|Washington, D.C., June 16, 2009 — Two recently released documentaries, Food, Inc., and Fresh, “are encouraging a dialogue about food and agricultural production in our country,” says Julia Freedgood, Managing Director for American Farmland Trust’s (AFT) Growing Local initiative.
“We applaud efforts to encourage consumers to know where their food comes from,” says Freedgood, “and it comes from the land. But both films fall short in addressing the key issues of farmland capacity and local food infrastructure needed to support new kinds of food systems.” Through the Growing Local initiative, AFT is working to create programs and policies to help farmers keep their land in farming and respond to the burgeoning demand for local food and sustainable farm products.
Journalist Michael Pollan, who appears in both movies, challenged President Obama to recognize the value of farmland to our national security, ‘in the same way we came to recognize the supreme ecological value of wetlands’ in an article he wrote titled, “Farmer in Chief” (The New York Times, October 9, 2008). Citing an AFT statistic that farmland is being developed at a rate of 2,880 acres per day, he noted that nations that lose their ability to feed themselves are gravely compromised… for there are no alternatives to food.

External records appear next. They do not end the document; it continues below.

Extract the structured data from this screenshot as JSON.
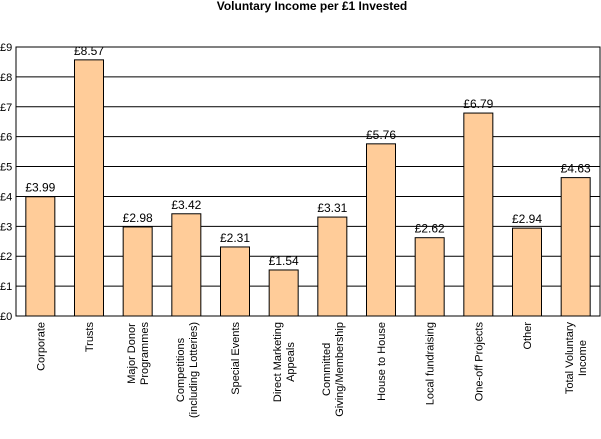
{
  "chart_data": {
    "type": "bar",
    "title": "Voluntary Income per £1 Invested",
    "xlabel": "",
    "ylabel": "",
    "ylim": [
      0,
      9
    ],
    "yticks": [
      "£0",
      "£1",
      "£2",
      "£3",
      "£4",
      "£5",
      "£6",
      "£7",
      "£8",
      "£9"
    ],
    "grid": true,
    "legend": "none",
    "categories": [
      [
        "Corporate"
      ],
      [
        "Trusts"
      ],
      [
        "Major Donor",
        "Programmes"
      ],
      [
        "Competitions",
        "(including Lotteries)"
      ],
      [
        "Special Events"
      ],
      [
        "Direct Marketing",
        "Appeals"
      ],
      [
        "Committed",
        "Giving/Membership"
      ],
      [
        "House to House"
      ],
      [
        "Local fundraising"
      ],
      [
        "One-off Projects"
      ],
      [
        "Other"
      ],
      [
        "Total Voluntary",
        "Income"
      ]
    ],
    "values": [
      3.99,
      8.57,
      2.98,
      3.42,
      2.31,
      1.54,
      3.31,
      5.76,
      2.62,
      6.79,
      2.94,
      4.63
    ],
    "data_labels": [
      "£3.99",
      "£8.57",
      "£2.98",
      "£3.42",
      "£2.31",
      "£1.54",
      "£3.31",
      "£5.76",
      "£2.62",
      "£6.79",
      "£2.94",
      "£4.63"
    ],
    "colors": {
      "bar_fill": "#FFCC99",
      "bar_stroke": "#000000",
      "grid": "#000000"
    }
  }
}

According to new data released in the Census of Agriculture, most of the food we eat is grown on farmland in America’s most metropolitan counties: 91 percent of fruit and nuts, 78 percent of vegetables, 67 percent of dairy and 54 percent of poultry and eggs – and this is the farmland most threatened by development and conversion to non-farm uses. As AFT found in assessing the ability of the city of San Francisco to feed itself from within a 100-mile foodshed, the threat to farmland was huge even in the nation’s most productive agricultural region. At the same time, even at the birthplace of the term “Locavore”, it was impossible to determine how much locally-grown food is consumed in San Francisco, or indeed how much of what is consumed is in fact produced by local farms and ranches.
“Food,Inc.,and Fresh are likely to amplify consumer demand for new kinds of food systems. While food that is identified as local, including food that is organically or ‘sustainably’ produced, remains a small fraction of the food supply, this sector is growing rapidly,” says Freedgood. According to the 2007 Census of Agriculture released in February, direct to consumer sales of local food increased 49 percent from 2002 to more than $1.2 billion, and 20,000 farms reported organic production.
Saving farmland, supporting local farms and improving connections with farmers is essential if consumers want more sustainable local food. Both Food, Inc., and Fresh encourage consumers to “vote with your fork.” One of the best ways to do this is to buy directly from farmers at farmers markets. To encourage this interaction, AFT launched America’s Favorite Farmers Markets contest this summer, which gives consumers an opportunity to show support for farmers markets across the United States. Votes can be cast at www.farmland.org/vote .
“From food, nutrition and public health to economic development, energy demand and climate change, all depend on protecting farmland and ensuring a sustainable food and farming system. Food, Inc., and Fresh set the stage for important public discourse on agriculture and food. Freedgood concludes, “It is time to elevate these issues to their rightful place on our national agenda, expand opportunities for farmers to respond to consumer demand, and fully understand the importance of American farmland.”